The KPLEX project is founded upon a recognition that definitions of the word ‘data’ tend to vary according to the perspective of the person using the word. It is therefore useful, at least, to have a standard definition of ‘big’ data.
Big Data is commonly understood as meeting 3 criteria, each conveniently able to be described with a word beginning with the letter V: Volume, Velocity and Variety.
Volume is perhaps the easiest to understand, but a lot of data really means a lot. Facebook, for example, stores more than 250 billion image . ‘Nuf said.
Velocity is how fast the data grows. That >250 billion images figure is estimated to be growing by a further 300-900 million per day (depending on what source you look at). Yeah.
Variety refers to the different formats, structures etc. you have in any data set.

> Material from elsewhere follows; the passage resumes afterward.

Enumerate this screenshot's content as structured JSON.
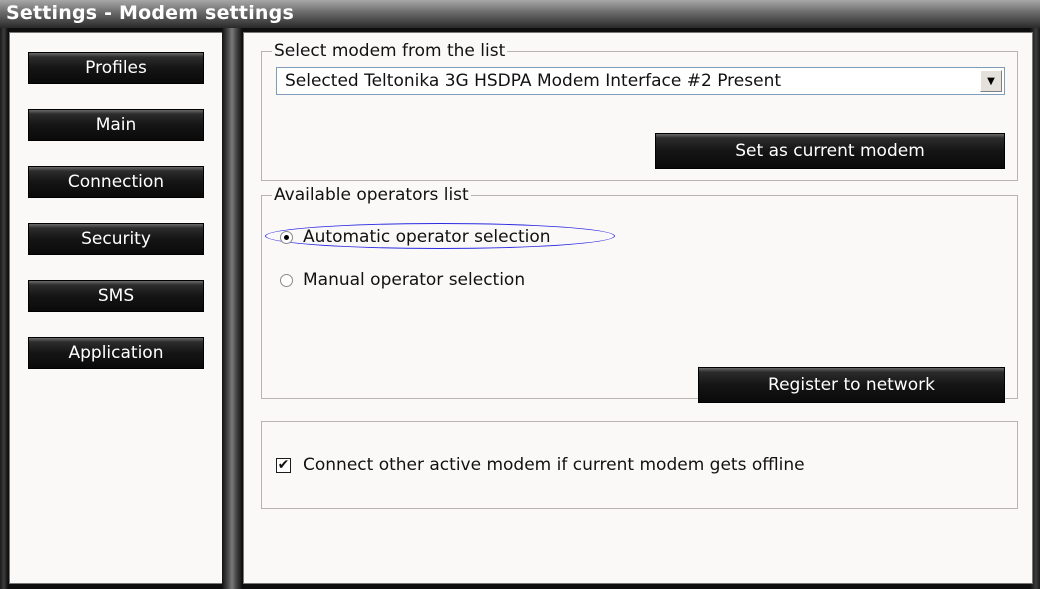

Now, from a humanities data point of view, these vectors are interesting. Very few humanities data sets would be recognised as meeting criteria 1 or 2, though some (like the Shoah Foundation Video History Archive) come close. But the comparatively low number of high volume digital cultural datasets is related to the question of velocity: the fact that so many of these information sources have existed for hundreds of years or longer in analogue formats means that recasting them as digital is a highly expensive process, and born digital data is only just proving its value for the humanist researcher.
But Variety? Now you are talking. If nothing else, we do have huge heterogeneity in the data, even before we consider the analogue as well as the digital forms.
Cultural data makes us consider another vector as well, however: if it must start with V, I will call it “voluptuousness.” Cultural data can be steeped in meaning, referring to a massive further body of cultural information stored outside of the dataset itself. This interconnectedness means that some data can be exceptionally dense, or exceptionally rich, without being large. Think “to be or not to be;” think the Mona Lisa; think of a Bashō haiku. These are the ultimate big data, which, while tiny in terms of their footprint of 1s and 0s, sit at the centre of huge nets of referents, referents we can easily trace through the resonance of the words and images across people, cultures, and time.
Will the voluptuousness of data be the next big computational challenge?